- Nearest city: Manaus, Amazonas
- Coordinates: 2°33′21″S 60°27′14″W﻿ / ﻿2.555775°S 60.453966°W
- Area: 86,601 hectares (214,000 acres)
- Designation: State park
- Created: 2 April 1995
- Administrator: Centro Estadual de Unidades de Conservação do Amazonas

= Rio Negro State Park South Section =

State park in Amazonas, Brazil

Rio Negro State Park South Section (Parque Estadual do Rio Negro Setor Sul) is a State park in the state of Amazonas, Brazil.
It protects an area of Amazon rainforest to the east of the Rio Negro that is home to the endangered pied tamarin.
The area was reduced in 2001 and was further reduced in 2014 to create a sustainable development reserve for the people that had been living there since before the park was created.

==Location==

South Rio Negro conservation units
8: Rio Negro State Park South Section

The Rio Negro State Park South Section is in the municipality of Manaus in the state of Amazonas.
The park is about 40 km from the city of Manaus, accessible from there by boat.
It has an area of 86601 ha.

The park is near the right (east) bank of the Rio Negro near the point where it joins the Amazon River, set back about 5 km from the river.
The Rio Negro in this region is protected by the Anavilhanas National Park.
The Margem Esquerda do Rio Negro Environmental Protection Area surrounds the park on the west, north and east.
The Cuieiras River defines its south and east boundary.
The Puranga Conquista Sustainable Development Reserve is to the south of the park, on the opposite side of the Cuieiras.

==Environment==

The Rio Negro State Park South Section is in the central Amazonia corridor, in the Lower Rio Negro Mosaic.
It protects part of the basin of the Cuieiras river.
The river and the Araras and Jaraqui streams, tributaries of the Rio Negro, are low-lying and have flooded mouths.
The main plant formations are Igapó forest, dense terra firma forest and Campinarana.
Wildlife is very diverse. It includes the pied tamarin (Saguinus bicolor), an endemic primate, in the south of the park and the red-handed tamarin (Saguinus midas) on the right bank of the Cuieiras.

==History==

The two sections of the Rio Negro State Park were created by state governor Amazonino Mendes by decree 16.497 of 2 April 1995 with the stated purpose of preserving its natural ecosystems without alteration and supporting scientific, cultural, educational and recreational activities.
Tourism was clearly the primary purpose.
The state park had a total area of 436042 ha of which the north section had an area of 178620 ha and the south section had an area of 257422 ha.

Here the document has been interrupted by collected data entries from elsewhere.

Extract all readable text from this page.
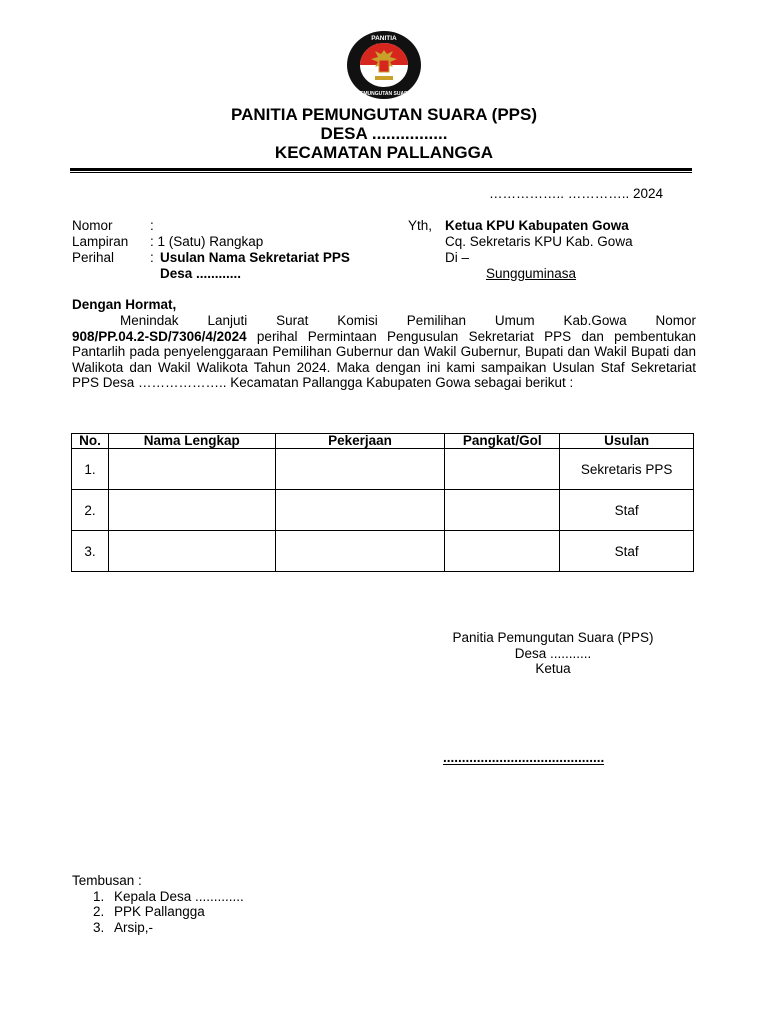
PANITIA
PEMUNGUTAN SUARA
PANITIA PEMUNGUTAN SUARA (PPS)
DESA ................
KECAMATAN PALLANGGA
…………….. ………….. 2024
Nomor	:
Lampiran : 1 (Satu) Rangkap
Perihal	: Usulan Nama Sekretariat PPS
Desa ............
Yth, Ketua KPU Kabupaten Gowa
Cq. Sekretaris KPU Kab. Gowa
Di –
Sungguminasa
Dengan Hormat,

Menindak Lanjuti Surat Komisi Pemilihan Umum Kab.Gowa Nomor

908/PP.04.2-SD/7306/4/2024 perihal Permintaan Pengusulan Sekretariat PPS dan pembentukan Pantarlih pada penyelenggaraan Pemilihan Gubernur dan Wakil Gubernur, Bupati dan Wakil Bupati dan Walikota dan Wakil Walikota Tahun 2024. Maka dengan ini kami sampaikan Usulan Staf Sekretariat PPS Desa ……………….. Kecamatan Pallangga Kabupaten Gowa sebagai berikut :

No.	Nama Lengkap	Pekerjaan	Pangkat/Gol	Usulan
1.				Sekretaris PPS
2.				Staf
3.				Staf
Panitia Pemungutan Suara (PPS)
Desa ...........
Ketua
...........................................
Tembusan :
1. Kepala Desa .............
2. PPK Pallangga
3. Arsip,-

Law 2646 of 22 May 2001, also signed by governor Amazonino Mendes, reduced the areas of both sections.
The north section now had 146028 ha and the south had 157807 ha.
The original sections had both extended along both banks of the Rio Negro.
With the revised boundaries the north section was reduced to a smaller part of the right (west) bank of the Rio Negro, although it now extended further to west, and the south section was reduced to a smaller part of the left (east) bank of the river.
It became part of the Central Amazon Ecological Corridor, established in 2002.
The park is administered by the Centro Estadual de Unidades de Conservação do Amazonas (State Centre of Amazonas Conservation Units).
The consultative council for the south section was created on 22 November 2010.
The conservation unit is supported by the Amazon Region Protected Areas Program.

When the state park was created the existing population of indigenous and non-indigenous people was not taken into account.
A long campaign for regularisation of property rights began.
On 28 December 2010 a law was passed to allow the lands occupied by traditional populations in the park to become a sustainable development reserve.
On 24 March 2014 a law created the Puranga Conquista Sustainable Development Reserve and changed the limits of the Rio Negro State Park South Section and the Aturiá-Apuauzinho section of the Margem Esquerda do Rio Negro Environmental Protection Area.
The area of the state park was reduced to 86601 ha.